Keywords: Configural Frequency Analysis, Principal Component Analysis, Sectors of component space, configural analysis of multiple variables
Configural Frequency Analysis (CFA; Lienert, 1968; von Eye & Gutiérrez Peña, 2004; von Eye & Wiedermann, 2021) allows researchers to answer the question whether patterns of variable categories, known as configurations, were observed more often than expected, less often than expected, or about as often as expected, all under a particular probability model. Configurations are said to constitute a CFA type, when the observed number exceeds the expected number. They are said to constitute a CFA antitype when the observed number is smaller than the expected number.1
CFA is applied to cross-classifications of categorical variables. This characteristic implies that either the number of variables and their categories are relatively small or the sample that is studied is very large. In empirical studies, researchers usually have comparatively small samples available (see von Eye, & Wiedermann, 2021). Large samples are rare, very large samples are very rare. To the best of our knowledge, there exists only one case in which a sample with millions of cases was subjected to (a form of) CFA (DuMouchel, 1999).

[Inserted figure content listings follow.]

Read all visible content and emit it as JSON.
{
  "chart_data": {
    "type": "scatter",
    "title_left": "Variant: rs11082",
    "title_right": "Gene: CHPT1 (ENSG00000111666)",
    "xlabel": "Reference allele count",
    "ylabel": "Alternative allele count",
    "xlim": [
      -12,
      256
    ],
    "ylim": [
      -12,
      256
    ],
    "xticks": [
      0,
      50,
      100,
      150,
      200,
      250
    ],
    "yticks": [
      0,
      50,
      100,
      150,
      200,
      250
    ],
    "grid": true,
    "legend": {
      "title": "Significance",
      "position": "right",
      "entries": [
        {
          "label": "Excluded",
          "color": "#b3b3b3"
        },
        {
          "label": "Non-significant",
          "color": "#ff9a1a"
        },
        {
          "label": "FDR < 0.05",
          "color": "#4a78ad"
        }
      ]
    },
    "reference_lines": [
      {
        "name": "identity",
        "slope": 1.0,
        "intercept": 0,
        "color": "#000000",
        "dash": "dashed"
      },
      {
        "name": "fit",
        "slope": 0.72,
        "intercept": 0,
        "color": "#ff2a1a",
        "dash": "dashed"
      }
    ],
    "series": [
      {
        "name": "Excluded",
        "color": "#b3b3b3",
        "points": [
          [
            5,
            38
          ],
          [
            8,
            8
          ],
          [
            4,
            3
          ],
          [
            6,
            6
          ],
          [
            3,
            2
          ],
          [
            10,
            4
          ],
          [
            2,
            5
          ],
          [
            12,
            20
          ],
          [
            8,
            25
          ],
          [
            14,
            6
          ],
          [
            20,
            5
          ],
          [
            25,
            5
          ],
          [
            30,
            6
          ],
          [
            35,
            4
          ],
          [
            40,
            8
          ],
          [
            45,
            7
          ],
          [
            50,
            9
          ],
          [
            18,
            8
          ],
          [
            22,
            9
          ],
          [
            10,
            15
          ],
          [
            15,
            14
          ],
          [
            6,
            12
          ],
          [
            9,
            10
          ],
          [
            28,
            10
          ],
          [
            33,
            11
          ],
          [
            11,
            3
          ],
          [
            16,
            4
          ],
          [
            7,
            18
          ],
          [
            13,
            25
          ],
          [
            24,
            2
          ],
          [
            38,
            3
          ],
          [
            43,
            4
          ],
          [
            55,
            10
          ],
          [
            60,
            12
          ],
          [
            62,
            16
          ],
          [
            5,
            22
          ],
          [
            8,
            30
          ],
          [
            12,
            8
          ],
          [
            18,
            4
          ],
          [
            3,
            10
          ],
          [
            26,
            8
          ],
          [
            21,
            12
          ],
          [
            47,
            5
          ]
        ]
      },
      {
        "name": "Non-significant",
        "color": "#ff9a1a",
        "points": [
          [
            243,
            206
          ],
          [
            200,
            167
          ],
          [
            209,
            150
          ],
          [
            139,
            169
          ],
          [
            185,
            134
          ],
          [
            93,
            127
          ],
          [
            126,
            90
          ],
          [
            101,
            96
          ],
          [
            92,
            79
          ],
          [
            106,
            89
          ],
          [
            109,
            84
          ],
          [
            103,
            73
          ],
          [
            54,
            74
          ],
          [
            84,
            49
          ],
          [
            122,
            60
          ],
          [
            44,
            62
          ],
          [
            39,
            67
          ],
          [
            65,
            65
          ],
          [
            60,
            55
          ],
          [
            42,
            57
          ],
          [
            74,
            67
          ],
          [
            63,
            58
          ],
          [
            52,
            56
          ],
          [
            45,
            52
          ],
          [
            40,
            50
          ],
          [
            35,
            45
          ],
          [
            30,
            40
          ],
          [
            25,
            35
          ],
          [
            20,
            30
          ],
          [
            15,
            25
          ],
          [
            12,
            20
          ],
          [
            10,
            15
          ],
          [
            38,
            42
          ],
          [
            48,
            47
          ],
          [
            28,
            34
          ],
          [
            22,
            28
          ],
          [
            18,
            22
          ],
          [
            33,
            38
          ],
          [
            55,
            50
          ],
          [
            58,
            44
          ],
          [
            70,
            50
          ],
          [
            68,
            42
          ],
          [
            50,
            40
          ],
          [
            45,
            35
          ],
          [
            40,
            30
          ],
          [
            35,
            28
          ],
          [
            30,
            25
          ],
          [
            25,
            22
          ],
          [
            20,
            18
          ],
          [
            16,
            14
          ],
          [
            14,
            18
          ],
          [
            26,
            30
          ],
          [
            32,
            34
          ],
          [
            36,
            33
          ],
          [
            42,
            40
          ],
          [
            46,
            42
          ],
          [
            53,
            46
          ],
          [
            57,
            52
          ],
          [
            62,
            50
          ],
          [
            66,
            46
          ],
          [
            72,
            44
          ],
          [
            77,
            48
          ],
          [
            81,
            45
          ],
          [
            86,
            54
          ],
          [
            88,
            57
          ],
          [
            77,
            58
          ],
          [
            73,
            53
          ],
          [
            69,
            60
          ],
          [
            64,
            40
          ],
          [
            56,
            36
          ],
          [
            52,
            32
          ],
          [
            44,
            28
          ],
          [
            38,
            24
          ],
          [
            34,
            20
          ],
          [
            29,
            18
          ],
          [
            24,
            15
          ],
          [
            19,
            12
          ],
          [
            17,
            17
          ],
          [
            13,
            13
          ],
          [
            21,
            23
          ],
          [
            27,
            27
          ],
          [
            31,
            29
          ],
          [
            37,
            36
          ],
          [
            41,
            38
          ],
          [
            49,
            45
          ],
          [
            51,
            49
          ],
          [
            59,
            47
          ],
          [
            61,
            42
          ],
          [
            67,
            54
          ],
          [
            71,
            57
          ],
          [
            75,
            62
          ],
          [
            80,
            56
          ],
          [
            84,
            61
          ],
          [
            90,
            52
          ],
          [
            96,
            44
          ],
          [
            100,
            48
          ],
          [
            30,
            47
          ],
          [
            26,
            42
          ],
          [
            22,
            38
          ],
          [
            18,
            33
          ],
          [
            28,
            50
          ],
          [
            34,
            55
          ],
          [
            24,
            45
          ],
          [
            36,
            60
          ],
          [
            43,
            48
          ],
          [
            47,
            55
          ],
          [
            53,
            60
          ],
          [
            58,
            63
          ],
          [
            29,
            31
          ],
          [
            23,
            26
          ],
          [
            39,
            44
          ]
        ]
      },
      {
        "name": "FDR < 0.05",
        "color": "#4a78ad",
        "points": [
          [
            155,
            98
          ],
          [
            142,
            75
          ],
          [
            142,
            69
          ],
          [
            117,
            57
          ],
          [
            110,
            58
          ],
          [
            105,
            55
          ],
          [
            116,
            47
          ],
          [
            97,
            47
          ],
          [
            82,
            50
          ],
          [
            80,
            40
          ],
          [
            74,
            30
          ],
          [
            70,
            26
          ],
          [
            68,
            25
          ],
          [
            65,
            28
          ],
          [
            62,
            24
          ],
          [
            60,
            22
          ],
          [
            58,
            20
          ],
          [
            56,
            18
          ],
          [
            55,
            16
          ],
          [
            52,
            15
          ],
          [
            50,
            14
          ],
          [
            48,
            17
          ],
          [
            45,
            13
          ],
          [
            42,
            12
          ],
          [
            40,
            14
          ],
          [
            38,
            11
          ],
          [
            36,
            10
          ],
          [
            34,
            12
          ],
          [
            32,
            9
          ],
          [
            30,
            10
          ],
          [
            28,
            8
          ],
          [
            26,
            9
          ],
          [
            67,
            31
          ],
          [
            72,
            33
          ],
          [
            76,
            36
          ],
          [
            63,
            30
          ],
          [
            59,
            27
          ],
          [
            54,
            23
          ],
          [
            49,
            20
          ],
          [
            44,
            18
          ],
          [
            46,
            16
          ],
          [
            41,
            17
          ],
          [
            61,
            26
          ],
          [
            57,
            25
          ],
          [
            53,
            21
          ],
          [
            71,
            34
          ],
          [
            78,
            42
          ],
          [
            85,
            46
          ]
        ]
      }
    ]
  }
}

In addition, even when the number of categorical variables and their categories are relatively small, continuous variables cannot be subjected to CFA. The cross-classification of continuous variables would be far too large to be analyzed with CFA. Therefore, data analysts often categorize variables before data analysis. This procedure (also called binning) reduces the size of tables often considerably, but it comes with a price, that is, loss of information.
In this article, we propose a new approach to the problem that larger numbers of variables and continuous variables cannot be analyzed with CFA. Specifically, we propose a three-step procedure. The first step involves subjecting continuous variables to principal component analysis or factor analysis. The second step involves creating sectors in the component or factor space that results from the first step. In the third step, CFA is used to analyze the sectors that result from the second step.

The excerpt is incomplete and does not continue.